Gnutella Forums - View Single Post

verdyp · #13 (**permalink**) May 16th, 2004

Quote:

Originally posted by et voilà
Do I have to understand that you are more for the kamdelia approach??
I'm feeling too that it is a less quick and dirty way to deal with requieries...

There was no reference to Kademlia in my message, which just explains why 6-bytes hashes (24 bits) are very weak to identify files (some users may think that the 16 millions possible values it allows should be enough to identify all files available on Gnutella, when I just explain that it will be enough only to manage very small subsets of files)

OK I had not understood that you added the verification step after finding a reference. That's a good idea which is statistically correct. The fact that a 6-byte hash will produce collisions 50% of the time every 4096 randomly found files, means that the total risk of collision when querying a source will be below 1% (but it will not be null, and that's why the verification step is required!). So the overhead of veryifying the source with the complete hash will be extremely small face to the gain in bandwidth for locating the candidate sources.

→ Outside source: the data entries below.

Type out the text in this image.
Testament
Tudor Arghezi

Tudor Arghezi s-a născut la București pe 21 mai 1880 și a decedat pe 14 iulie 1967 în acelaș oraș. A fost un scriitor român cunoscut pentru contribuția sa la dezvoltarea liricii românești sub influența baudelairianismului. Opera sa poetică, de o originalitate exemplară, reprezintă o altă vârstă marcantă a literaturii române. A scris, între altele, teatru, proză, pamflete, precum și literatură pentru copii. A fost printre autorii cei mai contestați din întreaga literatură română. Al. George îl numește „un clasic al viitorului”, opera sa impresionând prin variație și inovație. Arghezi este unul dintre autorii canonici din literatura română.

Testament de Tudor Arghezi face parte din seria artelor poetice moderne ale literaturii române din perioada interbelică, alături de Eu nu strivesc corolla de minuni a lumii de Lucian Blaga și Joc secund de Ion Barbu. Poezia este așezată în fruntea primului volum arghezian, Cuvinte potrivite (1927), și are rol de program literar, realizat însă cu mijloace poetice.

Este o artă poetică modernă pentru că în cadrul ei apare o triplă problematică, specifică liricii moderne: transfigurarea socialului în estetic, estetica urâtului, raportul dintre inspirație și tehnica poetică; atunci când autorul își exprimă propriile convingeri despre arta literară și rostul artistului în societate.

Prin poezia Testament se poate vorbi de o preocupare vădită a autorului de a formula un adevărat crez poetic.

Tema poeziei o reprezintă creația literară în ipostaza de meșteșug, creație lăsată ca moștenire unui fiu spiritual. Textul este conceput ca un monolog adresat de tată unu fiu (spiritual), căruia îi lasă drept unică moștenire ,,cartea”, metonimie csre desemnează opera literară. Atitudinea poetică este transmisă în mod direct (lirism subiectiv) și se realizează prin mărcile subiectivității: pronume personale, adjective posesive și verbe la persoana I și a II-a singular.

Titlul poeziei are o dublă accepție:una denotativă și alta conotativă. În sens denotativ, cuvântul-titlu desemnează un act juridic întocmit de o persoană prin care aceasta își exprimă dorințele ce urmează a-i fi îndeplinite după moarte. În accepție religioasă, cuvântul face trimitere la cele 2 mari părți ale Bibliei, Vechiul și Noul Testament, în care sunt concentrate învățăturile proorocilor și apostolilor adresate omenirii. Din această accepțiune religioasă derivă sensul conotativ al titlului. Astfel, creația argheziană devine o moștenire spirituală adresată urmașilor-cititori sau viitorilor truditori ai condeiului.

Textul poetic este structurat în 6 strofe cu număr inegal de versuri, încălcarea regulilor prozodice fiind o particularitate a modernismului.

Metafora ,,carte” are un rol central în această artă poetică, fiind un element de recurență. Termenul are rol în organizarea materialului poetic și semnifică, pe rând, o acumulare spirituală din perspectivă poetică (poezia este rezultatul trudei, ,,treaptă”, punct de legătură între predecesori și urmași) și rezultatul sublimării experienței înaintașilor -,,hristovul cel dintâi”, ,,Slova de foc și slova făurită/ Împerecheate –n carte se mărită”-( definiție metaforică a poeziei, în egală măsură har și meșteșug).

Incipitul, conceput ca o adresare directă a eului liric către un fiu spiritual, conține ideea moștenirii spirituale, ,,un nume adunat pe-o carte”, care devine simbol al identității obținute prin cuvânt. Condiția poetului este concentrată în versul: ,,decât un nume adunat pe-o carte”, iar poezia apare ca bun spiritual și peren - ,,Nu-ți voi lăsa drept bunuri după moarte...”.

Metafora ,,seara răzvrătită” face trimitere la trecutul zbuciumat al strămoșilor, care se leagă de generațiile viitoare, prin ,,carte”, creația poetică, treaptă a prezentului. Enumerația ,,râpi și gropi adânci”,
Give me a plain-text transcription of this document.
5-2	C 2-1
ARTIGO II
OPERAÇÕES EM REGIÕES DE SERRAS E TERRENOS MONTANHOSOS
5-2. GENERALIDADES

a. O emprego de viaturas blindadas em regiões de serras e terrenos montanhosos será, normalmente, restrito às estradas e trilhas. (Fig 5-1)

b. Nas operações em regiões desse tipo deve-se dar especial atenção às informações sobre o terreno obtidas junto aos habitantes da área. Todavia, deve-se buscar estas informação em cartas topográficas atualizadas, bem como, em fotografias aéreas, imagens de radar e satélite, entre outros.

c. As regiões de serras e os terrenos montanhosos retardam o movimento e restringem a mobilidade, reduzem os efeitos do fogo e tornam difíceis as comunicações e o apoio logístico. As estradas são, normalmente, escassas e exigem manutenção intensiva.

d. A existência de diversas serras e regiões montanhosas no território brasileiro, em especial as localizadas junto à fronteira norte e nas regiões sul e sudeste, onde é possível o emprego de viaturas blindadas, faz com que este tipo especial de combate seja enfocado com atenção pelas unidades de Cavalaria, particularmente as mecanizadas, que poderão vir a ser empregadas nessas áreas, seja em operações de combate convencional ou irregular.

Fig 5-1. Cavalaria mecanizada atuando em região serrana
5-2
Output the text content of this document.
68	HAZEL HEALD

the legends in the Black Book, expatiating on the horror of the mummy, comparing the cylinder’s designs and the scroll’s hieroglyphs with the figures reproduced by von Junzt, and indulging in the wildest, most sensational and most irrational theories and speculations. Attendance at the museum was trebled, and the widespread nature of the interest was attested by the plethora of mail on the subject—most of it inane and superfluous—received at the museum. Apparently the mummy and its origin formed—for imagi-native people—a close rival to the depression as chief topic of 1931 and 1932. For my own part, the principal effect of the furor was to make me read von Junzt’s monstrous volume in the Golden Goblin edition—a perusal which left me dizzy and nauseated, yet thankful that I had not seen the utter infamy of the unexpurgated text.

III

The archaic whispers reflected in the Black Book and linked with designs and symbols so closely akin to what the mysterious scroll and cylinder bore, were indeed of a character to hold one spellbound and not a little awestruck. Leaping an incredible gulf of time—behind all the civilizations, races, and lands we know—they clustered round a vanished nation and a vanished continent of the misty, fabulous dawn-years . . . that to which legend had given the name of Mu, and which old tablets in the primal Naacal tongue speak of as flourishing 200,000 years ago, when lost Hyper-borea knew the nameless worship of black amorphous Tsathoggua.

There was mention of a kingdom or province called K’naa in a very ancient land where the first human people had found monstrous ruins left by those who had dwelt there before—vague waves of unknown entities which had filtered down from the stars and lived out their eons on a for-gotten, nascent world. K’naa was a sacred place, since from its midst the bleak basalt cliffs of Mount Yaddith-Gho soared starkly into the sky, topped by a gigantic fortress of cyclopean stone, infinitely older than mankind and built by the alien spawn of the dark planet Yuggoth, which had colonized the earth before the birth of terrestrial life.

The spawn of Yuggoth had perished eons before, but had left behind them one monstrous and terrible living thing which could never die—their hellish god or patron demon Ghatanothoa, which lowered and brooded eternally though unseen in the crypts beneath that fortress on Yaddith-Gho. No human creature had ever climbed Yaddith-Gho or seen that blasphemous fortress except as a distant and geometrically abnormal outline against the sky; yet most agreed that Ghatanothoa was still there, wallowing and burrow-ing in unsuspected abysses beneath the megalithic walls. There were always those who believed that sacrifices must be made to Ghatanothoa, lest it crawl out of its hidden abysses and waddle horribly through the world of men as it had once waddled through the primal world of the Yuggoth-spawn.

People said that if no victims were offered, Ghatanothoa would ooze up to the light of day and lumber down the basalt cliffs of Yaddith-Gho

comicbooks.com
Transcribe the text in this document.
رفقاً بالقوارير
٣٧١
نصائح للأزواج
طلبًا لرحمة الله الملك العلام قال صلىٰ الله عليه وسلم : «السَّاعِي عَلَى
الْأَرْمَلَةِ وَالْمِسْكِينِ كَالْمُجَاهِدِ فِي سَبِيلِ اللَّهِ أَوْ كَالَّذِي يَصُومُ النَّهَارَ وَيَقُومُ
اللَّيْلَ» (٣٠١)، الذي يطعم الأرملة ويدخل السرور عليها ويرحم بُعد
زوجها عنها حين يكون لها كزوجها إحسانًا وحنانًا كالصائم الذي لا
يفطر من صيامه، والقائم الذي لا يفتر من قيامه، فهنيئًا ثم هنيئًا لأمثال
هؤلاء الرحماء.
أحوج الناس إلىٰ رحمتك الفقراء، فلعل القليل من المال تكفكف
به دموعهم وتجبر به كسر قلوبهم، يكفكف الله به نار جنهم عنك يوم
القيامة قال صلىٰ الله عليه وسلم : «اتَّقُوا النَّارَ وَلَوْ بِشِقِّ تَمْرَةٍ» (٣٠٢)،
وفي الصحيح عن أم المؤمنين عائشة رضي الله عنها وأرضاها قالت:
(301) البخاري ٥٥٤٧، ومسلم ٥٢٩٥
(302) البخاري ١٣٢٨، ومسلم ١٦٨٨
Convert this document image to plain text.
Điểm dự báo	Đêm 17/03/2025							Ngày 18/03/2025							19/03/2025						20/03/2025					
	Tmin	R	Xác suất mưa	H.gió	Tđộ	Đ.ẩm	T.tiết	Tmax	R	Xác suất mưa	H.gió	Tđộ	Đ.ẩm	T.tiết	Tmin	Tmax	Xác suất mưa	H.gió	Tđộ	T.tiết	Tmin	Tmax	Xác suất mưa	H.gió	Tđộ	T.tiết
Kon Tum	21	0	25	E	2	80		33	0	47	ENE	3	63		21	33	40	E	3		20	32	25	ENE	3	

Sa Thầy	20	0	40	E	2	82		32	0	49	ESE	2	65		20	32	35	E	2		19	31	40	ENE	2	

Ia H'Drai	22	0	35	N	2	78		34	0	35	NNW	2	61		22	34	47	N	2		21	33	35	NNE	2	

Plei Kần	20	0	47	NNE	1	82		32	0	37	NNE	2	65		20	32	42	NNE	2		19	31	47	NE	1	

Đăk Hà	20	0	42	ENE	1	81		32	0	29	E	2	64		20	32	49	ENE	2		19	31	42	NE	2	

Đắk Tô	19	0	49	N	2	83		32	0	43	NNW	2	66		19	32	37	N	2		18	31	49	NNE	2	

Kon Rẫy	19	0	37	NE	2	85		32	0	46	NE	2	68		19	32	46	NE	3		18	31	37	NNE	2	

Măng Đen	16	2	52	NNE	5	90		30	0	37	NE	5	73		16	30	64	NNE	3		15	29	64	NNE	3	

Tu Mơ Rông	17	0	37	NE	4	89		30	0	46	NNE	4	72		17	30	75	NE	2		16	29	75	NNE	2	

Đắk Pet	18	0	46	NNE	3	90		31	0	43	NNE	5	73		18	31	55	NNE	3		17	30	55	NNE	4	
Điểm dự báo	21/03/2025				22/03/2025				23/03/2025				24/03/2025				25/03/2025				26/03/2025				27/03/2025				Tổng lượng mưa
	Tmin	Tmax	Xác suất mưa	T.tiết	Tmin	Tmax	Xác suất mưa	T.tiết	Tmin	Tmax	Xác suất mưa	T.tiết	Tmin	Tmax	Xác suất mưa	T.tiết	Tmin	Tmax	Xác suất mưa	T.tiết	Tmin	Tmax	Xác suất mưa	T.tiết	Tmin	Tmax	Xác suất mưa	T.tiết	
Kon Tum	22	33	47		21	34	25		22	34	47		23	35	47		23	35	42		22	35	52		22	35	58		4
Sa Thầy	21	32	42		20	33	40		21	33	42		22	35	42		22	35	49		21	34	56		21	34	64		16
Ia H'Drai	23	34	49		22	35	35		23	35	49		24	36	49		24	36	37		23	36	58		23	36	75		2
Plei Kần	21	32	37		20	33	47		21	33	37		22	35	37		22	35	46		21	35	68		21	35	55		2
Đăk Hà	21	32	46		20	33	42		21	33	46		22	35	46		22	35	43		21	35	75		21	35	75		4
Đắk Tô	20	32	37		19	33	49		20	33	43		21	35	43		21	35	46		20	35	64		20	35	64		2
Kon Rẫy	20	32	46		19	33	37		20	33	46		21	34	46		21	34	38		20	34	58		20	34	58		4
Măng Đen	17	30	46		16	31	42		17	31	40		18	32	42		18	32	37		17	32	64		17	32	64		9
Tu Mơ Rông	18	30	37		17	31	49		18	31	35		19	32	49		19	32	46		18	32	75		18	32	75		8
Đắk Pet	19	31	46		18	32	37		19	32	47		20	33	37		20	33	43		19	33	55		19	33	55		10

This statistic optimization is similar to the statistic optimization performed in QRP with 16-bit hash values (64K tables) whose cryptographic strengh is about 6-bit (64 average values, enough to divide the traffic to 2% for moderately filled QRP tables; if QRP tables are filled at 25%, the collision risk is evaluated to roughly 80%, and QRP will be loosing its capacity to filter searches efficiently; however, for more than 80% of leaf nodes that have QRP tables filled below 10%, the collision risk for non-matching keywords falls under 25%, which means that QRP can filter 75% of queries sent to shielded leaf nodes, saving much bandwidth on UltraPeers, and allowing them to support more leaf nodes).